Die Kategorie Gender/Geschlecht ist in mehrfacher Hinsicht essenziell für ein multikausales Verständnis: Zum einen in Hinblick auf die nationalsozialistische Rassenideologie, die in Massenverbrechen und Genoziden kulminierte. Zum anderen hinsichtlich der alltäglichen Lebensverhältnisse während des Nationalsozialismus sowohl im Deutschen Reich als auch im besetzten Europa, sowie der Handlungsräume von Menschen verschiedenen Geschlechts in sehr unterschiedlichen politischen, gesellschaftlichen und sozialen Settings. In Bezug auf Erinnerungsnarrative, die oftmals stark über stereotype Rollenbilder strukturiert und konstruiert waren und noch immer sind, gewinnt die Genderperspektive über 1945 hinaus weiter an Bedeutung.
Im August 2023 ist in einem US-amerikanisch-deutschen Projekt der internationale Sammelband "Polizei und Holocaust. Eine Generation nach Christopher Brownings Ordinary Men" erschienen, herausgegeben von Thomas Köhler und Peter Römer seitens des Geschichtsorts Villa ten Hompel Münster, Jürgen Matthäus vom United States Holocaust Memorial Museum Washington D.C. und Thomas Pegelow, Kaplan von der University of Colorado, Boulder. Im Buch setzen sich die Autor*innen mit neuesten Analysezugängen und Perspektiven auseinander. Die Beiträge behandeln einige Schlüsselaspekte der gegenwärtigen Nationalsozialismus- und Holocaustforschung mit einem speziellen Fokus auf die moderne Täterforschung: Ursachen und Erscheinungsformen genozidaler Gewalt im europäischen Kontext, Visualisierungen und Medialisierungen des Holocaust und des Zweiten Weltkriegs, die Bedeutung von Genderperspektiven etwa zum Thema sexualisierte Gewalt oder Liebesbeziehungen. Letztgenannter Analysezugriff findet sich allerdings nur in einzelnen Beiträgen, wodurch nicht explizit einer immer noch verbreiteten Marginalisierung entgegenarbeitet wird.

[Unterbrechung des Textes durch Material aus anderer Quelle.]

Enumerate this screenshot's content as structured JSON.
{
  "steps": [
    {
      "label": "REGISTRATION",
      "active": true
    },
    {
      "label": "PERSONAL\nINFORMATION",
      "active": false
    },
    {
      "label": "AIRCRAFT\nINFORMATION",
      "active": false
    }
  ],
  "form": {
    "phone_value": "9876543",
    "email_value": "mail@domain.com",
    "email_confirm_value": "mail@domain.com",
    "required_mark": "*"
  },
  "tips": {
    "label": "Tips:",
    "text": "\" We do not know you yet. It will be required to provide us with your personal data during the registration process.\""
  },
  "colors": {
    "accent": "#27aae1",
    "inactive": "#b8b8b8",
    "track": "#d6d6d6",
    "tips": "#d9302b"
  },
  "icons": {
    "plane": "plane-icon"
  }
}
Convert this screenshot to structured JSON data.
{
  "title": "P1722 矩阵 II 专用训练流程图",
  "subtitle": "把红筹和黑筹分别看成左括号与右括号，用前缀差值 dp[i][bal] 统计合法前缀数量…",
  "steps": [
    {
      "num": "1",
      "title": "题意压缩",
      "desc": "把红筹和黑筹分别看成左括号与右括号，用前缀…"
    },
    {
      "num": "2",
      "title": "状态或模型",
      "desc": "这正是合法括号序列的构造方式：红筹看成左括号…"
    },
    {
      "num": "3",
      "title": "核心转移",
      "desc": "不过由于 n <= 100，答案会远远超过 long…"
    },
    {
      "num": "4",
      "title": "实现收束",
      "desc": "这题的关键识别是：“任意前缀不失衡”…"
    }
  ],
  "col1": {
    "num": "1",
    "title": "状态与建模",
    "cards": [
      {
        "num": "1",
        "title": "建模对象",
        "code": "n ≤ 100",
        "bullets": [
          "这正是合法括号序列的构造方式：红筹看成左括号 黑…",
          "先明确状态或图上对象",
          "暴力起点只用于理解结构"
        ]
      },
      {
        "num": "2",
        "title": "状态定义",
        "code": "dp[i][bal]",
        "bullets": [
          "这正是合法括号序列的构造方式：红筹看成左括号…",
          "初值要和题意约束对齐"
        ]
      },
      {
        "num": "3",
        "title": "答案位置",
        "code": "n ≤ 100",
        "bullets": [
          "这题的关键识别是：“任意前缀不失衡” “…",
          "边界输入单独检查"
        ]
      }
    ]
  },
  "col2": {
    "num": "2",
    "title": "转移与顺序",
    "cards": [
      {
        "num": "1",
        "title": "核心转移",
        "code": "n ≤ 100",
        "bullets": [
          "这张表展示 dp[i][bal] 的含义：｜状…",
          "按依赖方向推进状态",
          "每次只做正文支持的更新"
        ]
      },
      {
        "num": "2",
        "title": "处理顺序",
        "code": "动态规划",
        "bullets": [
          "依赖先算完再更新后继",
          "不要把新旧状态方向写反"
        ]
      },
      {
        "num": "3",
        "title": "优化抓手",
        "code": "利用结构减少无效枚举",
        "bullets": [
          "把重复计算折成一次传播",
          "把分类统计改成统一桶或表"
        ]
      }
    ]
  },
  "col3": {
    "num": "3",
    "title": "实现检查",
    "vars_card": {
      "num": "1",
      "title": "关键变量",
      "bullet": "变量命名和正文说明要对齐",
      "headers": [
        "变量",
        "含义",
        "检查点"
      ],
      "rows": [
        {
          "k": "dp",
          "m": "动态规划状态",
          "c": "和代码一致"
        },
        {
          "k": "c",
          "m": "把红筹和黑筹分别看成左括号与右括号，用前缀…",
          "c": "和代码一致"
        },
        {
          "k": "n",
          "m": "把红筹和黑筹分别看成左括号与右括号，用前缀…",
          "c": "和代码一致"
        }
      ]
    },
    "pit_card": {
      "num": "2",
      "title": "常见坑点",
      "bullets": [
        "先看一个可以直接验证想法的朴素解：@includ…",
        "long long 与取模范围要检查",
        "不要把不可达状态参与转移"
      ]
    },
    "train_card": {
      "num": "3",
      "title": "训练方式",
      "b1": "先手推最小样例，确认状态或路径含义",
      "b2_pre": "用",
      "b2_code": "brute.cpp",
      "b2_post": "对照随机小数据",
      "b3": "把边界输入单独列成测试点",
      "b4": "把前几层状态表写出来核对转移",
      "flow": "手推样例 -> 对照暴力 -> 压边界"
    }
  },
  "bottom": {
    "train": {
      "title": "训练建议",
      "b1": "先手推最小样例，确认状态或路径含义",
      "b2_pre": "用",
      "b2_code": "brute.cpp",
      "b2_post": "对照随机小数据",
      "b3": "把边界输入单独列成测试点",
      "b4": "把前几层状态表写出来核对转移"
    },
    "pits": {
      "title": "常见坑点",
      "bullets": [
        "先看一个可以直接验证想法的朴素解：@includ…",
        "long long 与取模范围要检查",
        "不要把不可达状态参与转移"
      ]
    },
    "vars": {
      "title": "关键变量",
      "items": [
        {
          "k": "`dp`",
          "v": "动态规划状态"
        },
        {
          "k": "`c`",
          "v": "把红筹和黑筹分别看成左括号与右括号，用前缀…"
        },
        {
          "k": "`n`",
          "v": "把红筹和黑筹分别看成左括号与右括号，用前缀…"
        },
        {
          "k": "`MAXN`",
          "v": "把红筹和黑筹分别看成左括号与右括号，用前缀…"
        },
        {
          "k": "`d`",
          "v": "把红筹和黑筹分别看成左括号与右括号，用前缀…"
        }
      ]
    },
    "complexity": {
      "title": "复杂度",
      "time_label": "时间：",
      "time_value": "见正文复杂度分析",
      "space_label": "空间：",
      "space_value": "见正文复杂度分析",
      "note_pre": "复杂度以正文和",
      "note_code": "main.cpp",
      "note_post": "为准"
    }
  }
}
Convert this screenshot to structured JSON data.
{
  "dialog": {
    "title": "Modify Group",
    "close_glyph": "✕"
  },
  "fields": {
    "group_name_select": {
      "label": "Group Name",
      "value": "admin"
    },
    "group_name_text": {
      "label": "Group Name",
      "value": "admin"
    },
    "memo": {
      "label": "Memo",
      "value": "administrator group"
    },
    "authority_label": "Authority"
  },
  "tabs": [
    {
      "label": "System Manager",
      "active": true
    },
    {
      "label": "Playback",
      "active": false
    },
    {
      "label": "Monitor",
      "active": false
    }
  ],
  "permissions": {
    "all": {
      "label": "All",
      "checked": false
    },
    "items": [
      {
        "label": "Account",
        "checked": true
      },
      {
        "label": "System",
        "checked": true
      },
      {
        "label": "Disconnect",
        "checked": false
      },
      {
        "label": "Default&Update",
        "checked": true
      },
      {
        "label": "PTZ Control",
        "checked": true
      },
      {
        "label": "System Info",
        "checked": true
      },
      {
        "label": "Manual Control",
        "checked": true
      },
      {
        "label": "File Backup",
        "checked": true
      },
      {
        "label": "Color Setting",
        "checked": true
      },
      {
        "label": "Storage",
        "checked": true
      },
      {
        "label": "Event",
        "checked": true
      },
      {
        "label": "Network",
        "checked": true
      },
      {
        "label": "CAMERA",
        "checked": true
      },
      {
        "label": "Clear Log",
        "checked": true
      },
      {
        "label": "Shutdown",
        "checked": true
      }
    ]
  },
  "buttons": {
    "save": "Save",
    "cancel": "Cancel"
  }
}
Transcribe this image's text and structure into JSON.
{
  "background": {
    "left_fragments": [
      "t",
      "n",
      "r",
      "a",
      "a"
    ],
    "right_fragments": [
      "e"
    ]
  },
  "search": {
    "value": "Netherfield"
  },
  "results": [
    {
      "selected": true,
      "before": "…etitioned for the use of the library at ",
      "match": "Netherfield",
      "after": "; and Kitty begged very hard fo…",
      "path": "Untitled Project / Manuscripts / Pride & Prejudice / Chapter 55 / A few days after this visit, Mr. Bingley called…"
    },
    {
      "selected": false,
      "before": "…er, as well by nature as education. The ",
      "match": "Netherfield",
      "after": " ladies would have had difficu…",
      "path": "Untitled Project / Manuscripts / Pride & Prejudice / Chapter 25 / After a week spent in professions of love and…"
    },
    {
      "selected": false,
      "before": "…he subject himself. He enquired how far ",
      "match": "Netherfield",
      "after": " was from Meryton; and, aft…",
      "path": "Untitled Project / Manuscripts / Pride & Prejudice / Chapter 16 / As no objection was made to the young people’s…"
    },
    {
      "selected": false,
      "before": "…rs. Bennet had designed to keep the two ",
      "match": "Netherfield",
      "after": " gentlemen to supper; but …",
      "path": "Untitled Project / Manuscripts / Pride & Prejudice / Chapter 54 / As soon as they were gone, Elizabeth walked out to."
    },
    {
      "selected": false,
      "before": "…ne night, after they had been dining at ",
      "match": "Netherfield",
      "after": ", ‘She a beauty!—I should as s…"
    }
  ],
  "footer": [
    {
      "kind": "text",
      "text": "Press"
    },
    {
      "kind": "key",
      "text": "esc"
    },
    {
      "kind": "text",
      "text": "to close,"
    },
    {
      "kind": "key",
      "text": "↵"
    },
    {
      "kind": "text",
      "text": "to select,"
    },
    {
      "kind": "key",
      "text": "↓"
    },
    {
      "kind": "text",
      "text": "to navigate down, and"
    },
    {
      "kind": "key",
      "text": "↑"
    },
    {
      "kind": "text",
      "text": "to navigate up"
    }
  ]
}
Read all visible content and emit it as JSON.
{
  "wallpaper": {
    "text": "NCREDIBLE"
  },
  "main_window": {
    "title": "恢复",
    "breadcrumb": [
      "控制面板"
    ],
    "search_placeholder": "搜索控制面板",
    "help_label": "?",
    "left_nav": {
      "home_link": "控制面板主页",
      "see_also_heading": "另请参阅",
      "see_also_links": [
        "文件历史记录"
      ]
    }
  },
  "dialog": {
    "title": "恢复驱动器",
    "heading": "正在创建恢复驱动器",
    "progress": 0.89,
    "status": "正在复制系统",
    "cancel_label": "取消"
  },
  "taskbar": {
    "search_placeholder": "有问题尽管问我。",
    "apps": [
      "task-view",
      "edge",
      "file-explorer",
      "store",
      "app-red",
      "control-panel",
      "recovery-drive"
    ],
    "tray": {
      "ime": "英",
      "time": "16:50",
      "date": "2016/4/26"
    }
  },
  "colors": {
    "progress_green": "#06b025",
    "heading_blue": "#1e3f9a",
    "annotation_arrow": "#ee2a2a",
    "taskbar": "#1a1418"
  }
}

Ritual der Männlichkeit: Polizisten des Bataillons 305 bei einem inszenierten Trinkgelage
Um dieses Desiderat einzulösen, beschäftigte sich diese zweitägige Tagung im kollegialen Austausch dezidiert mit Genderperspektiven auf Nationalsozialismus und Holocaust .
Die einzelnen Tagungsschwerpunkte setzten sich mit Handlungsräumen, Verzeitlichungen und Gender auseinander: von Weiblichkeits- und Männlichkeitskonstruktionen im Holocaust über sexualisierte Ausbeutung als NS-Herrschaftspraxis sowie kommunale Ausgrenzungspraktiken und 'verleugnete Verfolgte' bis hin zu Gendertradierungen in familiären, transgenerationalen und transnationalen Kontexten. Gerahmt wurde die Tagung durch eine Keynote von Elizabeth Harvey (Nottingham) zu geschlechterhistorischen Zugängen zum Thema und ein öffentliches Abendgespräch mit Elissa Mailänder (Paris) zu Liebe, Ehe, Sexualität, einer Alltagsgeschichte der Intimität und Partnerschaft im Nationalsozialismus.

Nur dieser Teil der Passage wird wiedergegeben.